I think it's because even in the block universe view, we have not entirely eliminated human bias.

I think we can and should take another step back -- waaay back -- to look at the universe in a way that goes a step further in eliminating human bias.  Let me try to set it up for you.

Here we are in a universe that is special in that it contains us.  Even if we look at it as a block universe it's still special in this way.  How probable is it that the universe would unfold in a way that it should contain us?  Intuitively, we would say the probability is low.  (That's why people believe in God -- but that just "moves the lump in the carpet" as Price would say -- how likely is it that God would form?)  But it's our intuition that gets us into trouble.  We only know of one universe, so it's very hard to say how probable it is that our universe would have formed this way.  To even ask the question meaningfully, we must be able to spell out the universe of universes (which I'll call the multiverse) from which our universe is drawn.

So let's take a step back to the "multiverse block view" in which we imagine from a point of view outside of time all possible universes as analogous to micro-states, and our universe as one of those micro-states.  The subset in the multiverse of universes like ours in which we exist (a thorny issue in itself: what is "we", but I'll gloss over it for now) represents a macro-state (set of micro-states) which I'll call "U".  Now we can meaningfully ask the question: how probable is this macro-state, U, in the multiverse?  Or to put it another way, what is the ratio of the cardinality of U to the cardinality of the multiverse?  I suggest the probability is very low indeed, because for every micro-state in U there are zillions of possible universes that aren't in U.  Thinking about the multiverse block view seems to confirm our intuition that our universe is "improbable".

Now, back to entropy...  A few paragraphs ago I pointed out that when viewed as probability, entropy tends to get larger in both directions of time.  I say "tends" because the possibility still exists that entropy could spontaneously reach a low point -- that is, at some time the entropy could be lower than at the neighboring times.  In any one universe, the probability of this happening is low -- extremely low, but it is not zero.

At this point I've talked about two very low probabilities: the probability of a universe (in the multiverse) being in the set U and the probability of a spontaneous low point in entropy in any one universe.  Now let's consider these probabilities together.  What is the probability of a spontaneous low point in entropy in a universe that belongs to set U?  Using shorthand, I would ask what is p(E) given U?   There's a handy formula for this one: p(E) given U = p(E and U) / p(U).

If E and U were independent of one another then p(E and U) would be p(E)*p(U) so p(E) given U becomes simply p(E).  But E and U are not independent.  In a universe that has no spontaneous low point in entropy, there would be insufficient order amidst the chaos to give rise to "us" -- in other words, a spontaneous low point in entropy increases a universe's chances of belonging to U.  Let's suppose that there must be a spontaneous low point in entropy -- and possibly some other conditions -- in order for a universe to be part of U.  In that case, p(E and U) is simply p(U).  Now p(E) given U = p(U)/p(U) = 1.

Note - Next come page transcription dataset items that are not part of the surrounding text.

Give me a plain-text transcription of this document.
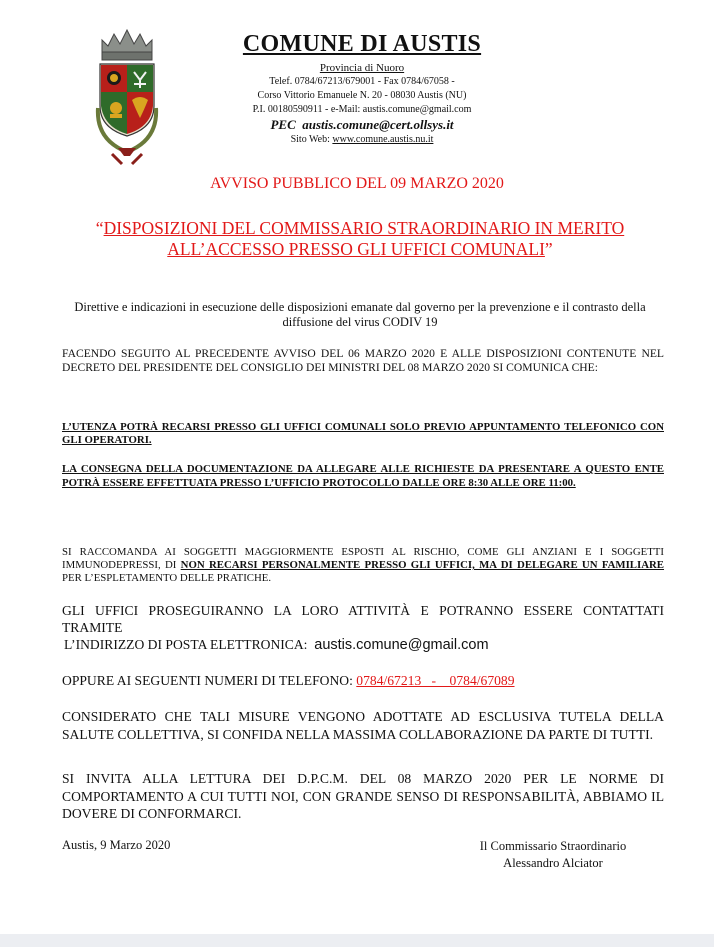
COMUNE DI AUSTIS
Provincia di Nuoro
Telef. 0784/67213/679001 - Fax 0784/67058 -
Corso Vittorio Emanuele N. 20 - 08030 Austis (NU)
P.I. 00180590911 - e-Mail: austis.comune@gmail.com
PEC austis.comune@cert.ollsys.it
Sito Web: www.comune.austis.nu.it
AVVISO PUBBLICO DEL 09 MARZO 2020
“DISPOSIZIONI DEL COMMISSARIO STRAORDINARIO IN MERITO
ALL’ACCESSO PRESSO GLI UFFICI COMUNALI”
Direttive e indicazioni in esecuzione delle disposizioni emanate dal governo per la prevenzione e il contrasto della diffusione del virus CODIV 19
FACENDO SEGUITO AL PRECEDENTE AVVISO DEL 06 MARZO 2020 E ALLE DISPOSIZIONI CONTENUTE NEL DECRETO DEL PRESIDENTE DEL CONSIGLIO DEI MINISTRI DEL 08 MARZO 2020 SI COMUNICA CHE:
L’UTENZA POTRÀ RECARSI PRESSO GLI UFFICI COMUNALI SOLO PREVIO APPUNTAMENTO TELEFONICO CON GLI OPERATORI.
LA CONSEGNA DELLA DOCUMENTAZIONE DA ALLEGARE ALLE RICHIESTE DA PRESENTARE A QUESTO ENTE POTRÀ ESSERE EFFETTUATA PRESSO L’UFFICIO PROTOCOLLO DALLE ORE 8:30 ALLE ORE 11:00.
SI RACCOMANDA AI SOGGETTI MAGGIORMENTE ESPOSTI AL RISCHIO, COME GLI ANZIANI E I SOGGETTI IMMUNODEPRESSI, DI NON RECARSI PERSONALMENTE PRESSO GLI UFFICI, MA DI DELEGARE UN FAMILIARE PER L’ESPLETAMENTO DELLE PRATICHE.
GLI UFFICI PROSEGUIRANNO LA LORO ATTIVITÀ E POTRANNO ESSERE CONTATTATI TRAMITE
L’INDIRIZZO DI POSTA ELETTRONICA: austis.comune@gmail.com
OPPURE AI SEGUENTI NUMERI DI TELEFONO: 0784/67213   -    0784/67089
CONSIDERATO CHE TALI MISURE VENGONO ADOTTATE AD ESCLUSIVA TUTELA DELLA SALUTE COLLETTIVA, SI CONFIDA NELLA MASSIMA COLLABORAZIONE DA PARTE DI TUTTI.
SI INVITA ALLA LETTURA DEI D.P.C.M. DEL 08 MARZO 2020 PER LE NORME DI COMPORTAMENTO A CUI TUTTI NOI, CON GRANDE SENSO DI RESPONSABILITÀ, ABBIAMO IL DOVERE DI CONFORMARCI.
Austis, 9 Marzo 2020	Il Commissario Straordinario
Alessandro Alciator
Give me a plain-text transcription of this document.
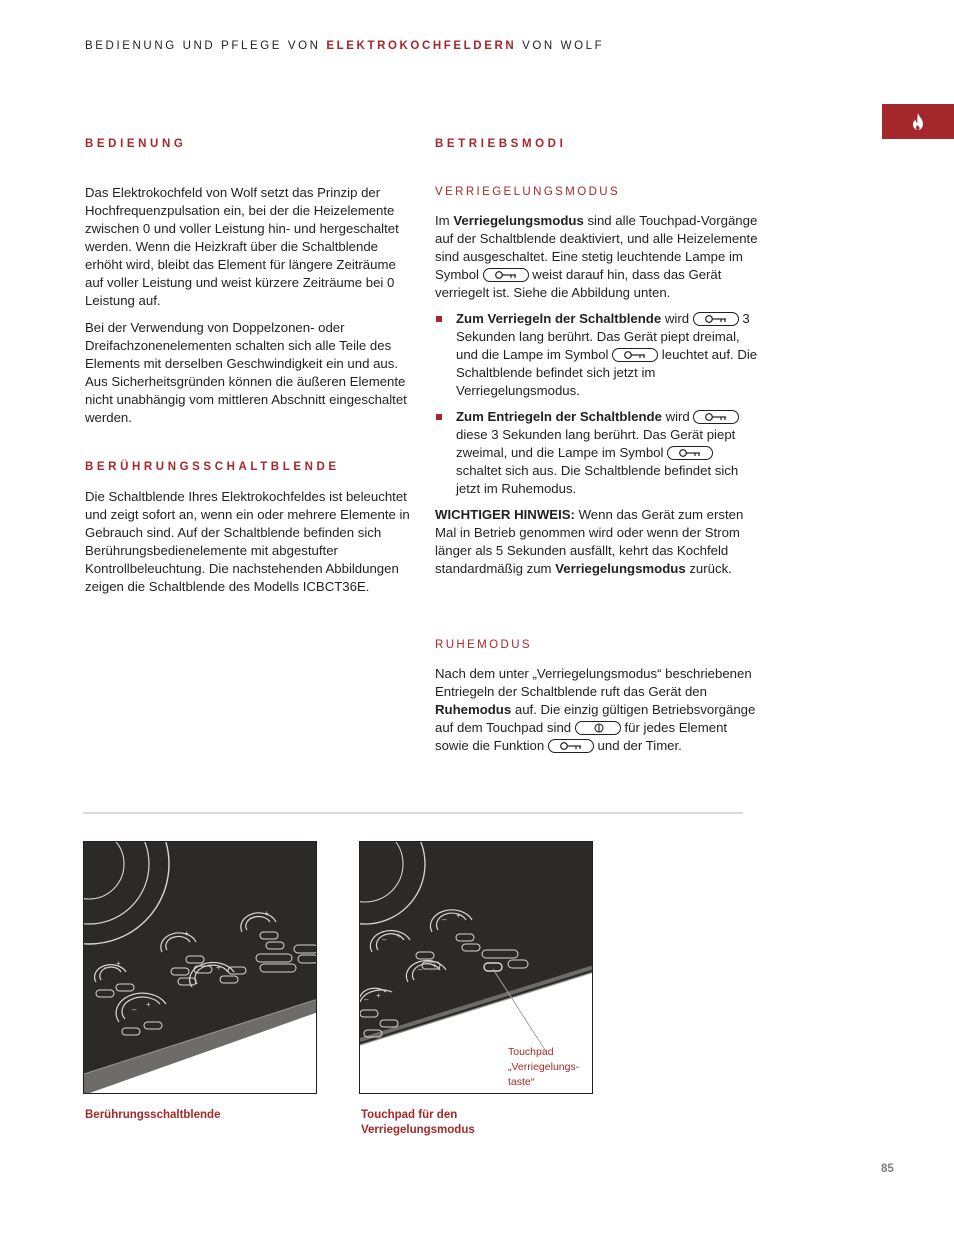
BEDIENUNG UND PFLEGE VON ELEKTROKOCHFELDERN VON WOLF
BEDIENUNG

Das Elektrokochfeld von Wolf setzt das Prinzip der Hochfrequenzpulsation ein, bei der die Heizelemente zwischen 0 und voller Leistung hin- und hergeschaltet werden. Wenn die Heizkraft über die Schaltblende erhöht wird, bleibt das Element für längere Zeiträume auf voller Leistung und weist kürzere Zeiträume bei 0 Leistung auf.

Bei der Verwendung von Doppelzonen- oder Dreifachzonenelementen schalten sich alle Teile des Elements mit derselben Geschwindigkeit ein und aus. Aus Sicherheitsgründen können die äußeren Elemente nicht unabhängig vom mittleren Abschnitt eingeschaltet werden.

BERÜHRUNGSSCHALTBLENDE

Die Schaltblende Ihres Elektrokochfeldes ist beleuchtet und zeigt sofort an, wenn ein oder mehrere Elemente in Gebrauch sind. Auf der Schaltblende befinden sich Berührungsbedienelemente mit abgestufter Kontrollbeleuchtung. Die nachstehenden Abbildungen zeigen die Schaltblende des Modells ICBCT36E.

BETRIEBSMODI
VERRIEGELUNGSMODUS

Im Verriegelungsmodus sind alle Touchpad-Vorgänge auf der Schaltblende deaktiviert, und alle Heizelemente sind ausgeschaltet. Eine stetig leuchtende Lampe im Symbol	weist darauf hin, dass das Gerät verriegelt ist. Siehe die Abbildung unten.

Zum Verriegeln der Schaltblende wird	3 Sekunden lang berührt. Das Gerät piept dreimal, und die Lampe im Symbol	leuchtet auf. Die Schaltblende befindet sich jetzt im Verriegelungsmodus.

Zum Entriegeln der Schaltblende wird
diese 3 Sekunden lang berührt. Das Gerät piept zweimal, und die Lampe im Symbol
schaltet sich aus. Die Schaltblende befindet sich jetzt im Ruhemodus.

WICHTIGER HINWEIS: Wenn das Gerät zum ersten Mal in Betrieb genommen wird oder wenn der Strom länger als 5 Sekunden ausfällt, kehrt das Kochfeld standardmäßig zum Verriegelungsmodus zurück.

RUHEMODUS

Nach dem unter „Verriegelungsmodus“ beschriebenen Entriegeln der Schaltblende ruft das Gerät den Ruhemodus auf. Die einzig gültigen Betriebsvorgänge auf dem Touchpad sind	für jedes Element sowie die Funktion	und der Timer.

– +
– +
– +
–
+
–
+
Berührungsschaltblende
– +
– +
– +
– +
Touchpad
„Verriegelungs-
taste“
Touchpad für den
Verriegelungsmodus
85
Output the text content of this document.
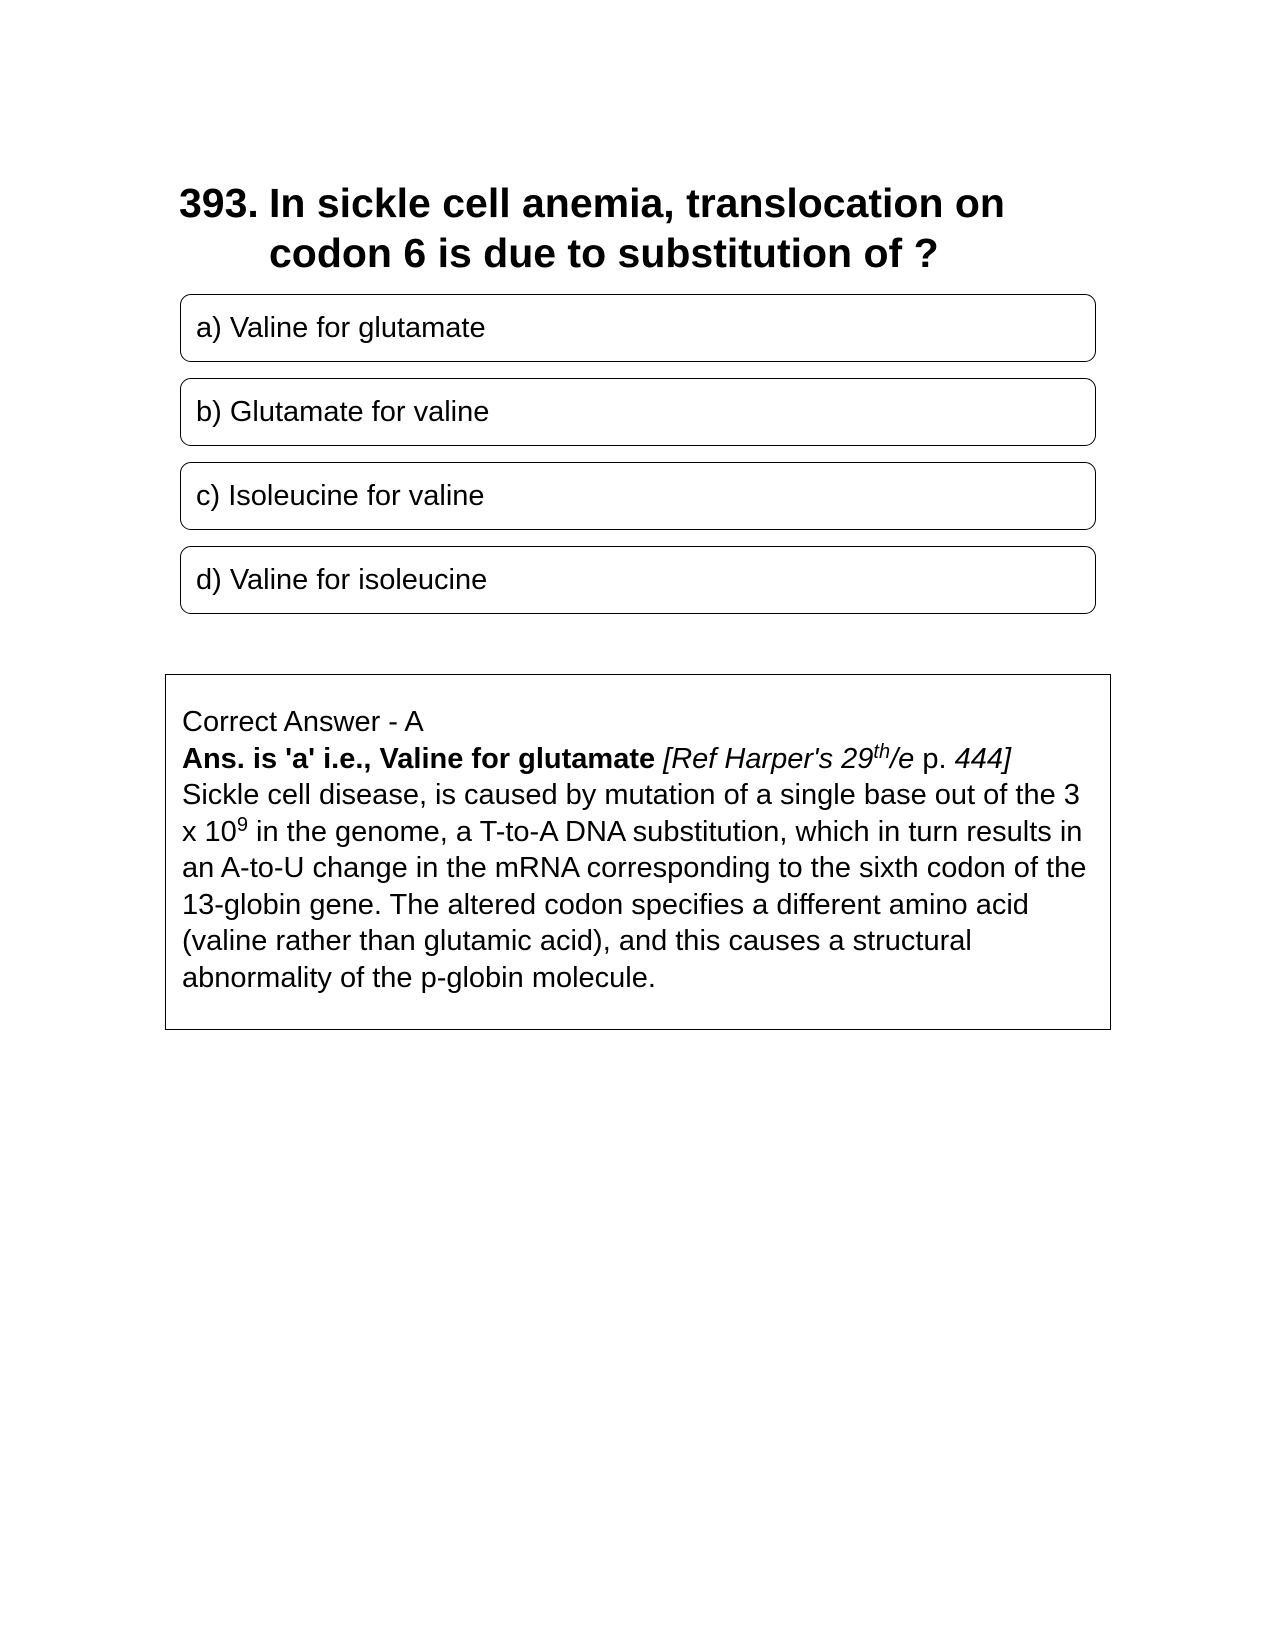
393. In sickle cell anemia, translocation on codon 6 is due to substitution of ?
a) Valine for glutamate
b) Glutamate for valine
c) Isoleucine for valine
d) Valine for isoleucine

Correct Answer - A

Ans. is 'a' i.e., Valine for glutamate [Ref Harper's 29th/e p. 444]

Sickle cell disease, is caused by mutation of a single base out of the 3 x $10^9$ in the genome, a T-to-A DNA substitution, which in turn results in an A-to-U change in the mRNA corresponding to the sixth codon of the 13-globin gene. The altered codon specifies a different amino acid (valine rather than glutamic acid), and this causes a structural abnormality of the p-globin molecule.
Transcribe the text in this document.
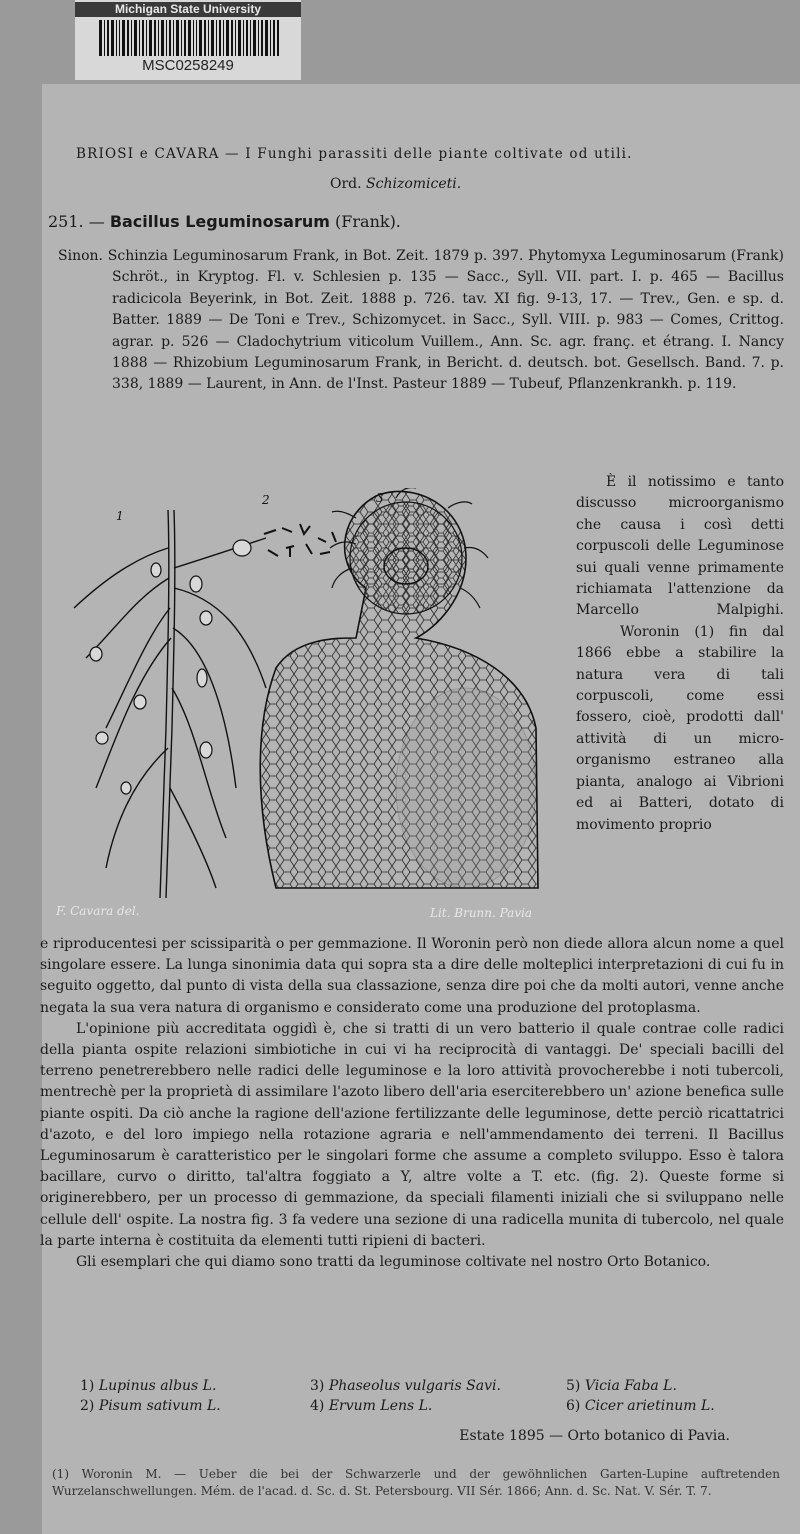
Michigan State University
MSC0258249
BRIOSI e CAVARA — I Funghi parassiti delle piante coltivate od utili.
Ord. Schizomiceti.
251. — Bacillus Leguminosarum (Frank).
Sinon. Schinzia Leguminosarum Frank, in Bot. Zeit. 1879 p. 397. Phytomyxa Leguminosarum (Frank) Schröt., in Kryptog. Fl. v. Schlesien p. 135 — Sacc., Syll. VII. part. I. p. 465 — Bacillus radicicola Beyerink, in Bot. Zeit. 1888 p. 726. tav. XI fig. 9-13, 17. — Trev., Gen. e sp. d. Batter. 1889 — De Toni e Trev., Schizomycet. in Sacc., Syll. VIII. p. 983 — Comes, Crittog. agrar. p. 526 — Cladochytrium viticolum Vuillem., Ann. Sc. agr. franç. et étrang. I. Nancy 1888 — Rhizobium Leguminosarum Frank, in Bericht. d. deutsch. bot. Gesellsch. Band. 7. p. 338, 1889 — Laurent, in Ann. de l'Inst. Pasteur 1889 — Tubeuf, Pflanzenkrankh. p. 119.
1
2	3
F. Cavara del.	Lit. Brunn. Pavia
È il notissimo e tanto discusso microorganismo che causa i così detti corpuscoli delle Leguminose sui quali venne primamente richiamata l'attenzione da Marcello Malpighi.
Woronin (1) fin dal 1866 ebbe a stabilire la natura vera di tali corpuscoli, come essi fossero, cioè, prodotti dall' attività di un micro-organismo estraneo alla pianta, analogo ai Vibrioni ed ai Batteri, dotato di movimento proprio

e riproducentesi per scissiparità o per gemmazione. Il Woronin però non diede allora alcun nome a quel singolare essere. La lunga sinonimia data qui sopra sta a dire delle molteplici interpretazioni di cui fu in seguito oggetto, dal punto di vista della sua classazione, senza dire poi che da molti autori, venne anche negata la sua vera natura di organismo e considerato come una produzione del protoplasma.

L'opinione più accreditata oggidì è, che si tratti di un vero batterio il quale contrae colle radici della pianta ospite relazioni simbiotiche in cui vi ha reciprocità di vantaggi. De' speciali bacilli del terreno penetrerebbero nelle radici delle leguminose e la loro attività provocherebbe i noti tubercoli, mentrechè per la proprietà di assimilare l'azoto libero dell'aria eserciterebbero un' azione benefica sulle piante ospiti. Da ciò anche la ragione dell'azione fertilizzante delle leguminose, dette perciò ricattatrici d'azoto, e del loro impiego nella rotazione agraria e nell'ammendamento dei terreni. Il Bacillus Leguminosarum è caratteristico per le singolari forme che assume a completo sviluppo. Esso è talora bacillare, curvo o diritto, tal'altra foggiato a Y, altre volte a T. etc. (fig. 2). Queste forme si originerebbero, per un processo di gemmazione, da speciali filamenti iniziali che si sviluppano nelle cellule dell' ospite. La nostra fig. 3 fa vedere una sezione di una radicella munita di tubercolo, nel quale la parte interna è costituita da elementi tutti ripieni di bacteri.

Gli esemplari che qui diamo sono tratti da leguminose coltivate nel nostro Orto Botanico.

1) Lupinus albus L.
2) Pisum sativum L.
3) Phaseolus vulgaris Savi.
4) Ervum Lens L.
5) Vicia Faba L.
6) Cicer arietinum L.
Estate 1895 — Orto botanico di Pavia.
(1) Woronin M. — Ueber die bei der Schwarzerle und der gewöhnlichen Garten-Lupine auftretenden Wurzelanschwellungen. Mém. de l'acad. d. Sc. d. St. Petersbourg. VII Sér. 1866; Ann. d. Sc. Nat. V. Sér. T. 7.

Now I think I've explained why it's reasonable to suppose that there has been a spontaneous low point in entropy in our universe.  Do you agree?  Fine, then let's move on...

Why does time move forwards and not backwards?

I think it's because time is what we experience when we move from lower to higher entropy -- the unwinding of the clock in two senses: increased entropy and the passing of time as the clock ticks.  If we imagine beings on the "other side" (in time) of the entropy low-point we would imagine time flowing the other way for them -- toward increased entropy.  And they would be asking each other: "Why does entropy increase with time?"